Driving on Highway 92, I saw a guy behind me in a Subaru. He was honking, honking a lot. One would think I had a flat tire or an emergency situation happening. We were driving 55, and I was maybe 200 feet from the person in front of me, same rate of speed. I would have rather created more space (it takes 400 feet to stop at that speed)… but the guy who was behind me was honking, obviously.
We approached the red light, and the turn lane opened. To my relief, the Subaru fury guy zoomed around, expressed himself in other angry ways, and turned right. I was rid of him.
I watched my thoughts: I was driving well. I actually have professional background to judge that, having taught Driver’s Ed for a decade. I was going the same speed as the driver in front of me. Although I would normally want to create more space between myself and the person I was following when I had a tailgater (he was a car length back), I did not because he was obviously imbalanced and I didn’t want to appear hostile. I just kept doing me. I stayed very consistent and predictable. That makes it easier for the other to pass.
But his rage was not about me. Or maybe it was. He might have saved one literal second if I was closer to the guy I was following.

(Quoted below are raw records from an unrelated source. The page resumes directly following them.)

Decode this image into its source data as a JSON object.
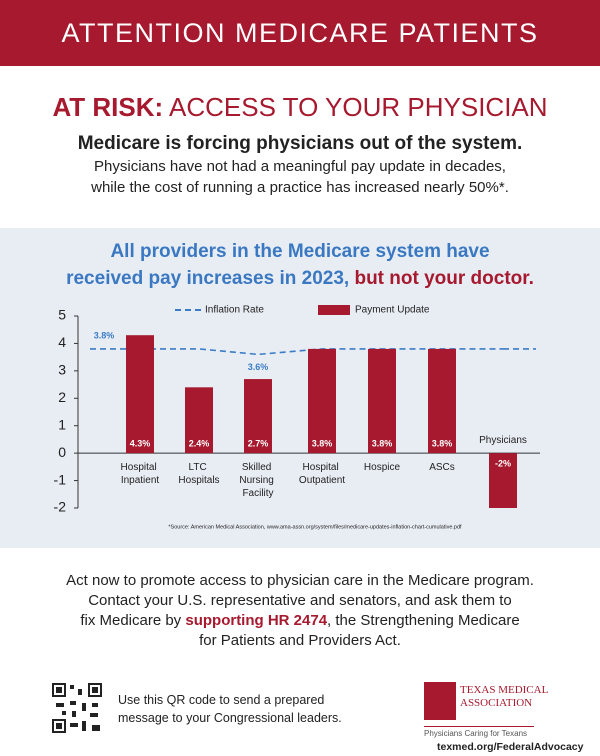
{
  "header": {
    "banner": "ATTENTION MEDICARE PATIENTS",
    "headline_lead": "AT RISK:",
    "headline": "ACCESS TO YOUR PHYSICIAN",
    "subhead": "Medicare is forcing physicians out of the system.",
    "body_lines": [
      "Physicians have not had a meaningful pay update in decades,",
      "while the cost of running a practice has increased nearly 50%*."
    ]
  },
  "chart_heading": {
    "line1": "All providers in the Medicare system have",
    "line2": "received pay increases in 2023,",
    "highlight": "but not your doctor."
  },
  "chart_data": {
    "type": "bar",
    "categories": [
      "Hospital Inpatient",
      "LTC Hospitals",
      "Skilled Nursing Facility",
      "Hospital Outpatient",
      "Hospice",
      "ASCs",
      "Physicians"
    ],
    "series": [
      {
        "name": "Inflation Rate",
        "type": "line",
        "color": "#3b7cc6",
        "dashed": true,
        "values": [
          3.8,
          3.8,
          3.6,
          3.8,
          3.8,
          3.8,
          3.8
        ],
        "value_labels": [
          "3.8%",
          null,
          "3.6%",
          null,
          null,
          null,
          null
        ]
      },
      {
        "name": "Payment Update",
        "type": "bar",
        "color": "#a6192e",
        "values": [
          4.3,
          2.4,
          2.7,
          3.8,
          3.8,
          3.8,
          -2
        ],
        "value_labels": [
          "4.3%",
          "2.4%",
          "2.7%",
          "3.8%",
          "3.8%",
          "3.8%",
          "-2%"
        ]
      }
    ],
    "ylim": [
      -2,
      5
    ],
    "yticks": [
      -2,
      -1,
      0,
      1,
      2,
      3,
      4,
      5
    ],
    "source": "*Source: American Medical Association, www.ama-assn.org/system/files/medicare-updates-inflation-chart-cumulative.pdf"
  },
  "cta": {
    "line1": "Act now to promote access to physician care in the Medicare program.",
    "line2": "Contact your U.S. representative and senators, and ask them to",
    "line3_lead": "fix Medicare by",
    "highlight": "supporting HR 2474",
    "line3_tail": ", the Strengthening Medicare",
    "line4": "for Patients and Providers Act."
  },
  "footer": {
    "qr_lines": [
      "Use this QR code to send a prepared",
      "message to your Congressional leaders."
    ],
    "logo_line1": "Texas Medical",
    "logo_line2": "Association",
    "tagline": "Physicians Caring for Texans",
    "url": "texmed.org/FederalAdvocacy"
  }
}
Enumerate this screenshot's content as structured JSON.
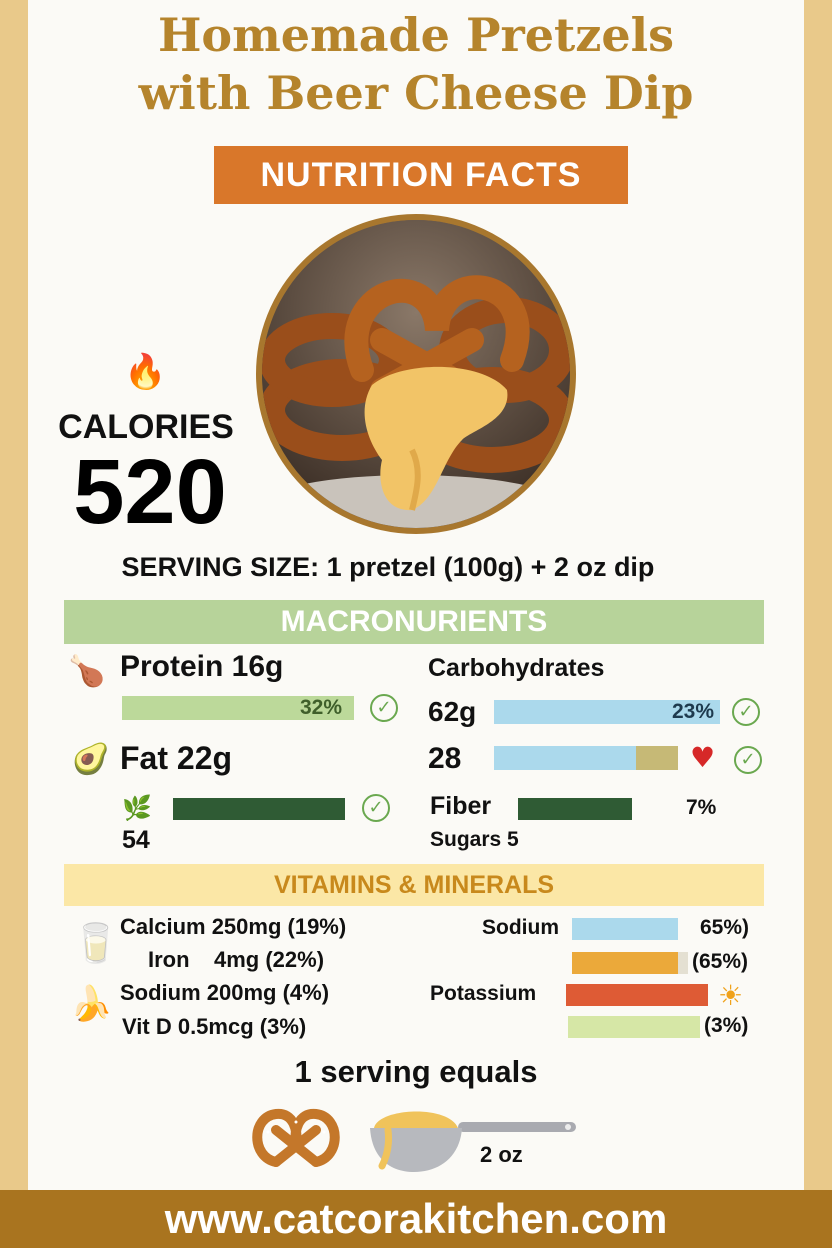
{
  "header": {
    "title_line1": "Homemade Pretzels",
    "title_line2": "with Beer Cheese Dip",
    "banner": "NUTRITION FACTS"
  },
  "calories": {
    "icon": "fire-icon",
    "label": "CALORIES",
    "value": "520"
  },
  "serving_size": "SERVING SIZE: 1 pretzel (100g) + 2 oz dip",
  "macronutrients": {
    "heading": "MACRONURIENTS",
    "protein": {
      "label": "Protein 16g",
      "percent_text": "32%",
      "fill": 0.32,
      "icon": "chicken-leg-icon"
    },
    "fat": {
      "label": "Fat 22g",
      "icon": "avocado-icon"
    },
    "fat_sub": {
      "value": "54",
      "icon": "leaf-icon"
    },
    "carbohydrates": {
      "label": "Carbohydrates",
      "value": "62g",
      "percent_text": "23%"
    },
    "carb_row2": {
      "value": "28",
      "icon": "heart-icon"
    },
    "fiber": {
      "label": "Fiber",
      "percent_text": "7%"
    },
    "sugars": {
      "label": "Sugars 5"
    }
  },
  "vitamins": {
    "heading": "VITAMINS & MINERALS",
    "left": [
      {
        "text": "Calcium 250mg (19%)",
        "icon": "milk-carton-icon"
      },
      {
        "text": "Iron    4mg (22%)"
      },
      {
        "text": "Sodium 200mg (4%)",
        "icon": "banana-icon"
      },
      {
        "text": "Vit D 0.5mcg (3%)"
      }
    ],
    "right": [
      {
        "label": "Sodium",
        "suffix": "65%)"
      },
      {
        "label": "",
        "suffix": "(65%)"
      },
      {
        "label": "Potassium",
        "suffix": "",
        "icon": "sun-icon"
      },
      {
        "label": "",
        "suffix": "(3%)"
      }
    ]
  },
  "serving_equals": {
    "heading": "1 serving equals",
    "dip_amount": "2 oz"
  },
  "footer": {
    "url": "www.catcorakitchen.com"
  },
  "colors": {
    "title": "#b5842c",
    "banner": "#d9772a",
    "macro_band": "#b7d39a",
    "vitamin_band": "#fbe7a6",
    "footer": "#a9741f"
  }
}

Then I saw my thoughts turn to “what if”. What if he knew my life circumstances, if he realized how he was treating ME after all I have been through? What if I was driving away from a funeral? What if I was one of those gun carrying, equally angry drivers who had “just had enough”? People have died for much less. What if I was learning how to drive, or if I was 90 and half blind? What if I was his grandma? What if? I started to cry. And him, my thoughts and prayers turned to this hostile, dangerous, hurt human: Maybe his wife was at home giving birth? Perhaps he just lost his job, or doesn’t know how he can buy food for his kids this week? Maybe his life utterly sucks to the level that there was nothing more that he could be in this existence? Horrible. What if?